|590 Madison Avenue|
|Roof||603 ft (184 m)|
|Floor area||93,592 m2 (1,007,420 sq ft)|
|Design and construction|
|Architect||Edward Larrabee Barnes & Associates|
|Structural engineer||LeMessurier Consultants|
The Office of James Ruderman
590 Madison Avenue also known as the IBM Building, is a 603 feet (184 m) tall skyscraper at the corner of East 57th Street and Madison Avenue in New York City, New York. It was completed in 1983 and has 41 floors. The building cost US$250 million, has 93,592 square metres (1,007,420 sq ft) of floor area, has 24 elevators, and is the 129th tallest building in New York. Edward Larrabee Barnes & Associates designed the building, and IBM developed it. IBM sold the tower to Odyssey in 1994. As of December 2007, 98% of the building is leased.
The world headquarters of IBM had been in a previous 20-story building on this site which opened in January 1938. IBM moved its headquarters to Armonk, New York in 1964 but still needed a facility in New York City. In 1973, the construction of a new IBM building to replace the existing one was permitted by New York City. Its plan included square footage exceeding the legal limitation of allowable floor area but it was accepted because of the bonus for providing benefits of public open space. The original building was demolished starting in 1977. The present building was completed in 1983. It contained public open space as part of a 1961 amendment to the 1916 Zoning Resolution, which allowed architects to create buildings with more square footage if they contained public open spaces.
The building was used by IBM as its Eastern regional headquarters until it was sold to Odyssey in 1994. In following year, the new owner applied to the City Planning Commission for the modification proposal of its atrium. After hearing of arguments for and against the proposal, the public space was altered. Although there were some changes in the atrium such as the removal of a few bamboo trees, additional chairs, and displays of sculpture, it still kept the designation as an oasis in the city. The building and its atrium have been known as one of the most monumental buildings and popular open spaces in the city.
590 Madison Avenue is an office building designed by Edward Larrabee Barnes.
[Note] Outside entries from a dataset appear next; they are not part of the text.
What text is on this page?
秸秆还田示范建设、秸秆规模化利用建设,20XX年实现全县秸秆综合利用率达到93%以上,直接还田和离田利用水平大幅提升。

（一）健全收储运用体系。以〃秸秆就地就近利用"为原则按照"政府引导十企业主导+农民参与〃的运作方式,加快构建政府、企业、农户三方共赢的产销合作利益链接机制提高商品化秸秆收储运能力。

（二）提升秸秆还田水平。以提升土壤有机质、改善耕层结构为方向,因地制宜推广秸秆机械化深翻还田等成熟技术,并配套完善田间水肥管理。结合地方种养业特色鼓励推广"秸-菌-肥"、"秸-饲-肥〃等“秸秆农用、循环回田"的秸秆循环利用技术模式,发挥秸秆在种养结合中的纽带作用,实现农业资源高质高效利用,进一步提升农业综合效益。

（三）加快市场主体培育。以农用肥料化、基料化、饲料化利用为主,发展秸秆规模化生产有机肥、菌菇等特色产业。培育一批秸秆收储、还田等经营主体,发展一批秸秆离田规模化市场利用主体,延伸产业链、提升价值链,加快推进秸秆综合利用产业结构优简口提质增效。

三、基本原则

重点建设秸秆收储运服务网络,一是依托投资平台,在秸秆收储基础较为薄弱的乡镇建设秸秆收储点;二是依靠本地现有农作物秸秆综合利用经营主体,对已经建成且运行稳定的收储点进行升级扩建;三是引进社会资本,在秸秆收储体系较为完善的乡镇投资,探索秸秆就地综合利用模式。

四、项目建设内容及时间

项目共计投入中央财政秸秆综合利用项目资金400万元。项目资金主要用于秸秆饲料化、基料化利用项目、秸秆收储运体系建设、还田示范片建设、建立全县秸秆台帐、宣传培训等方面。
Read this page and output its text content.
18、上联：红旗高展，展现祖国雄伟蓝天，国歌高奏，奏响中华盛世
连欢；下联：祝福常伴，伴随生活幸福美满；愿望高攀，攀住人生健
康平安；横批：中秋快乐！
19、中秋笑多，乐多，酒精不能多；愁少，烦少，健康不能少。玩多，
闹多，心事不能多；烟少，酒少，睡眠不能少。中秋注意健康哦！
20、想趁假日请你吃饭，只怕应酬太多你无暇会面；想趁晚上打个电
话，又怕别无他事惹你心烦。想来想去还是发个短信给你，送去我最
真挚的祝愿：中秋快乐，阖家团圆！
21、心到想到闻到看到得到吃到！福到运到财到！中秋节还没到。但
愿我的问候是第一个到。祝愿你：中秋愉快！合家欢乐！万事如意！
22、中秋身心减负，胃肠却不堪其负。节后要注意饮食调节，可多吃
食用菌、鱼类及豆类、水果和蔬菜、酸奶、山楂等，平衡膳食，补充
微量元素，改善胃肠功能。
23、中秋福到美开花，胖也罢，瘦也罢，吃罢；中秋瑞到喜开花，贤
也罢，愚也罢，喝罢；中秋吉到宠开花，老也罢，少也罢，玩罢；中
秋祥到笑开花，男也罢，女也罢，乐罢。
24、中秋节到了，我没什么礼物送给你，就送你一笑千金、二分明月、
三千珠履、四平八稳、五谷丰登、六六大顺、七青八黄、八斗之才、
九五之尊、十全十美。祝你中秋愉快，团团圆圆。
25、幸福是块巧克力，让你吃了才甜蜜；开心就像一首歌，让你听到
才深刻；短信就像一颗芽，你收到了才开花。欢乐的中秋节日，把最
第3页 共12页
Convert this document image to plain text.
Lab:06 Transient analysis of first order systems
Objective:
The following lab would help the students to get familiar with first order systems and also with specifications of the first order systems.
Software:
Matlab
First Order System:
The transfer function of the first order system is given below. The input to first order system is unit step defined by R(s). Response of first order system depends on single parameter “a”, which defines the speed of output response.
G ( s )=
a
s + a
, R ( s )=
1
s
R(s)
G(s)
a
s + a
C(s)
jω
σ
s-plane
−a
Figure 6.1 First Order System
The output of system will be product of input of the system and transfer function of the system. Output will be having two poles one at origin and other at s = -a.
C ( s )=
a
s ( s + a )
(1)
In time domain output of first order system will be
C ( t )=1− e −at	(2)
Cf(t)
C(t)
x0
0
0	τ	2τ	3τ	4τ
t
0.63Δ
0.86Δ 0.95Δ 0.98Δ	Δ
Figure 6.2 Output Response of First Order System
It was originally owned by IBM and thus called the "IBM Building". The tower was completed in 1983, and was used by numerous IBM branch offices until it was sold to Odyssey in 1994. The building is still named for IBM, and the global technology firm remains a major tenant. The 41-story building's height reaches 603 feet (184 m). It has a unique wedge shape and an adjacent, privately owned public space covered by a glass structure, which contains resting chairs, tables, and bamboo trees, and is used for pedestrian circulation, resting, amenities, art displays and cultural events.
The building is located on the west side of Madison Avenue between 56th and 57th Streets. The Trump Tower, and the Sony Building, nearby, also have public spaces. This context strongly influenced the design of the building. Its wedge shape was intended to avoid too much volume of the building toward 56th Street, which is a relatively narrow street. Instead, Barnes faced the building toward 57th Street and Madison Avenue directly without setback. The space saved by cutting the South West corner of the building allowed the creation of open space at ground level. The open space is connected to 5th Avenue through the atrium in the Trump Tower. Also, a pedestrian arcade is across the block and creates circulation from 57th Street through 56th Street to the Sony Building. The open space of the IBM building not only provides the space to escape from density but also activates the circulation in this area.
The building was designed as a unique wedge shape, having the South West corner cut from the rectangular box. The volume can be seen differently from different angles, sometimes slender, sometimes gigantic. The entrance of the building provides spectacle and openness to the street and welcoming visitors. Of the building's 41 stories, most are assigned to office use. At ground level, some retail stores face 57th Street. The building occupies only 40 percent of the property and the rest of the square footage is assigned to public open space. The space is filled with a series of amenities such as food and drink kiosks, tables and chairs, receptacles, etc. Green bamboo trees installed in the space celebrate the serenity of an indoor garden. Also, artwork is displayed inside to entertain visitors. This space is occasionally used for special events.
The exterior of the building is covered by gray green glass and polished granite. The moderately reflective surface keeps changing its texture depending on the angle and the light. The use of transparent glass for the public space emphasizes its openness and lets plenty of sunlight in. The wedge shaped building was a challenge in terms of structure because its shape caused more wind load than that to conventional box shaped skyscrapers. After wind tunnel tests, the original structural design was revised because of the wind load. The frames around the elevator shafts remained as they were, with diagonal frames added. Columns on the perimeter of the building were moved closer by half and the spandrel beams were strengthened. Surprisingly, after redesign of the structure, the total amount of steel required decreased. Another interesting challenge in the structure's design was the cantilevered entrance. The challenge was not how to support the load above, but how to keep the stability of the building. Using stronger and bigger columns for the base solved this problem.